Filehandles (Programming Perl)

1.4. Filehandles

Unless you're using artificial intelligence to model a solipsistic philosopher, your program needs some way to communicate with the outside world. In lines 3 and 4 of our Average Example you'll see the word GRADES, which exemplifies another of Perl's data types, the filehandle. A filehandle is just a name you give to a file, device, socket, or pipe to help you remember which one you're talking about, and to hide some of the complexities of buffering and such. (Internally, filehandles are similar to streams from a language like C++ or I/O channels from BASIC.)

Filehandles make it easier for you to get input from and send output to many different places. Part of what makes Perl a good glue language is that it can talk to many files and processes at once. Having nice symbolic names for various external objects is just part of being a good glue language.[13]

[13] Some of the other things that make Perl a good glue language are: it's 8-bit clean, it's embeddable, and you can embed other things in it via extension modules. It's concise, and it "networks" easily. It's environmentally conscious, so to speak. You can invoke it in many different ways (as we saw earlier). But most of all, the language itself is not so rigidly structured that you can't get it to "flow" around your problem. It comes back to that TMTOWTDI thing again.

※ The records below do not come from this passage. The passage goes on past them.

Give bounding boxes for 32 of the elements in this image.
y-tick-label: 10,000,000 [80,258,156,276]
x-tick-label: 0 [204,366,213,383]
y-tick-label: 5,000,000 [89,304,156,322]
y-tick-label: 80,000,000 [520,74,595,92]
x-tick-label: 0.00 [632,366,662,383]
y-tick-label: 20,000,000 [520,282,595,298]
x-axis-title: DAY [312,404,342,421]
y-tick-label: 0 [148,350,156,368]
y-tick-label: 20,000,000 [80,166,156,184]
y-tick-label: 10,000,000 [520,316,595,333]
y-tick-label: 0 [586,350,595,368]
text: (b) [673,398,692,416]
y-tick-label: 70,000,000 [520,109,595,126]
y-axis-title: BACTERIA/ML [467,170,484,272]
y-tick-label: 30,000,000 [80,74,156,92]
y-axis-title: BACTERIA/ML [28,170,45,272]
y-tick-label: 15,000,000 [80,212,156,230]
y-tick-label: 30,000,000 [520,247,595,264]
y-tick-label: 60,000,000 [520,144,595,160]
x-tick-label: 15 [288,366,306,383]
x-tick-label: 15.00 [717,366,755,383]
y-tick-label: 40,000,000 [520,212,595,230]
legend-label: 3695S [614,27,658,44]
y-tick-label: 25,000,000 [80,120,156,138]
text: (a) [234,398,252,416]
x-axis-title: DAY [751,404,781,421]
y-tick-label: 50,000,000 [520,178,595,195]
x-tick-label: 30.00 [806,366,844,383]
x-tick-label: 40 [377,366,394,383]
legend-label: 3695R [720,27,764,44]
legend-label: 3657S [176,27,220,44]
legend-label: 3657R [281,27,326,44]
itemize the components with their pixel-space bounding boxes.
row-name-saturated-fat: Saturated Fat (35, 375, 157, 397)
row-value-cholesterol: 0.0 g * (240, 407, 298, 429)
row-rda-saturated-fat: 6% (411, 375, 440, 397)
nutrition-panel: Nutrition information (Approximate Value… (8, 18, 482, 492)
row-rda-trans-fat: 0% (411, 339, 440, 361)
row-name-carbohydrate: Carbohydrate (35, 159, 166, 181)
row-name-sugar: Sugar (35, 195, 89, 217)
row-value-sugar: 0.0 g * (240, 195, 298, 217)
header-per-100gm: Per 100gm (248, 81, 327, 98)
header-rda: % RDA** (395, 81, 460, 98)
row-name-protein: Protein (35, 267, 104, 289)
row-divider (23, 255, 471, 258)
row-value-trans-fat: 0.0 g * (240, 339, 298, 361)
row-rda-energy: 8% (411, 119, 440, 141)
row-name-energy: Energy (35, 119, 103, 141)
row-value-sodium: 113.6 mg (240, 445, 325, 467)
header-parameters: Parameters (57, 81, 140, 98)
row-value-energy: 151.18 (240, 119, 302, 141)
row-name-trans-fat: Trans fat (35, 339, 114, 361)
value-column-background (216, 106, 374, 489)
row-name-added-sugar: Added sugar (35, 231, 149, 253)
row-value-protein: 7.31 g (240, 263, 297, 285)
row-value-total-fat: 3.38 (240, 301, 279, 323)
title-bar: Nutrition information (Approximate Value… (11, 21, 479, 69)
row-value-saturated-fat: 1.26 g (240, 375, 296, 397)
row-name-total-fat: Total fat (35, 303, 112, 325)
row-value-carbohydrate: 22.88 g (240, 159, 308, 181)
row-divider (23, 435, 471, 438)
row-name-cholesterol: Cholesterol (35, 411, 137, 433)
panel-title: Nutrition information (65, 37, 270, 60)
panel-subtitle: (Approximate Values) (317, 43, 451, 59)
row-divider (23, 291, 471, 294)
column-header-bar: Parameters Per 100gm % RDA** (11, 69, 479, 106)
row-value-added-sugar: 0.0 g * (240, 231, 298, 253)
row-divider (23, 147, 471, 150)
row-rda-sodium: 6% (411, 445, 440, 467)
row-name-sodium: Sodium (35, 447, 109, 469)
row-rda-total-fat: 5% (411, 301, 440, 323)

You create a filehandle and attach it to a file by using open. The open function takes at least two parameters: the filehandle and filename you want to associate it with. Perl also gives you some predefined (and preopened) filehandles. STDIN is your program's normal input channel, while STDOUT is your program's normal output channel. And STDERR is an additional output channel that allows your program to make snide remarks off to the side while it transforms (or attempts to transform) your input into your output.[14]

[14] These filehandles are typically attached to your terminal, so you can type to your program and see its output, but they may also be attached to files (and such). Perl can give you these predefined handles because your operating system already provides them, one way or another. Under Unix, processes inherit standard input, output, and error from their parent process, typically a shell. One of the duties of a shell is to set up these I/O streams so that the child process doesn't need to worry about them.

Since you can use the open function to create filehandles for various purposes (input, output, piping), you need to be able to specify which behavior you want. As you might do on the command line, you simply add characters to the filename.

open(SESAME, "filename")               # read from existing file
open(SESAME, "<filename")              #   (same thing, explicitly)
open(SESAME, ">filename")              # create file and write to it
open(SESAME, ">>filename")             # append to existing file
open(SESAME, "| output-pipe-command")  # set up an output filter
open(SESAME, "input-pipe-command |")   # set up an input filter

As you can see, the name you pick for the filehandle is arbitrary. Once opened, the filehandle SESAME can be used to access the file or pipe until it is explicitly closed (with, you guessed it, close(SESAME)), or until the filehandle is attached to another file by a subsequent open on the same filehandle.[15]

[15]Opening an already opened filehandle implicitly closes the first file, making it inaccessible to the filehandle, and opens a different file. You must be careful that this is what you really want to do. Sometimes it happens accidentally, like when you say open($handle,$file), and $handle happens to contain a constant string. Be sure to set $handle to something unique, or you'll just open a new file on the same filehandle. Or you can leave $handle undefined, and Perl will fill it in for you.

Once you've opened a filehandle for input, you can read a line using the line reading operator, <>. This is also known as the angle operator because it's made of angle brackets. The angle operator encloses the filehandle (<SESAME>) you want to read lines from. The empty angle operator, <>, will read lines from all the files specified on the command line, or STDIN, if none were specified. (This is standard behavior for many filter programs.) An example using the STDIN filehandle to read an answer supplied by the user would look something like this:

print STDOUT "Enter a number: ";          # ask for a number
$number = <STDIN>;                        # input the number
print STDOUT "The number is $number.\n";  # print the number

Did you see what we just slipped by you? What's that STDOUT doing there in those print statements? Well, that's just one of the ways you can use an output filehandle. A filehandle may be supplied as the first argument to the print statement, and if present, tells the output where to go. In this case, the filehandle is redundant, because the output would have gone to STDOUT anyway. Much as STDIN is the default for input, STDOUT is the default for output. (In line 18 of our Average Example, we left it out to avoid confusing you up till now.)

If you try the previous example, you may notice that you get an extra blank line. This happens because the line-reading operation does not automatically remove the newline from your input line (your input would be, for example, "9\n"). For those times when you do want to remove the newline, Perl provides the chop and chomp functions. chop will indiscriminately remove (and return) the last character of the string, while chomp will only remove the end of record marker (generally, "\n") and return the number of characters so removed. You'll often see this idiom for inputting a single line:

chop($number = <STDIN>);    # input number and remove newline

which means the same thing as:

$number = <STDIN>;          # input number
chop($number);              # remove newline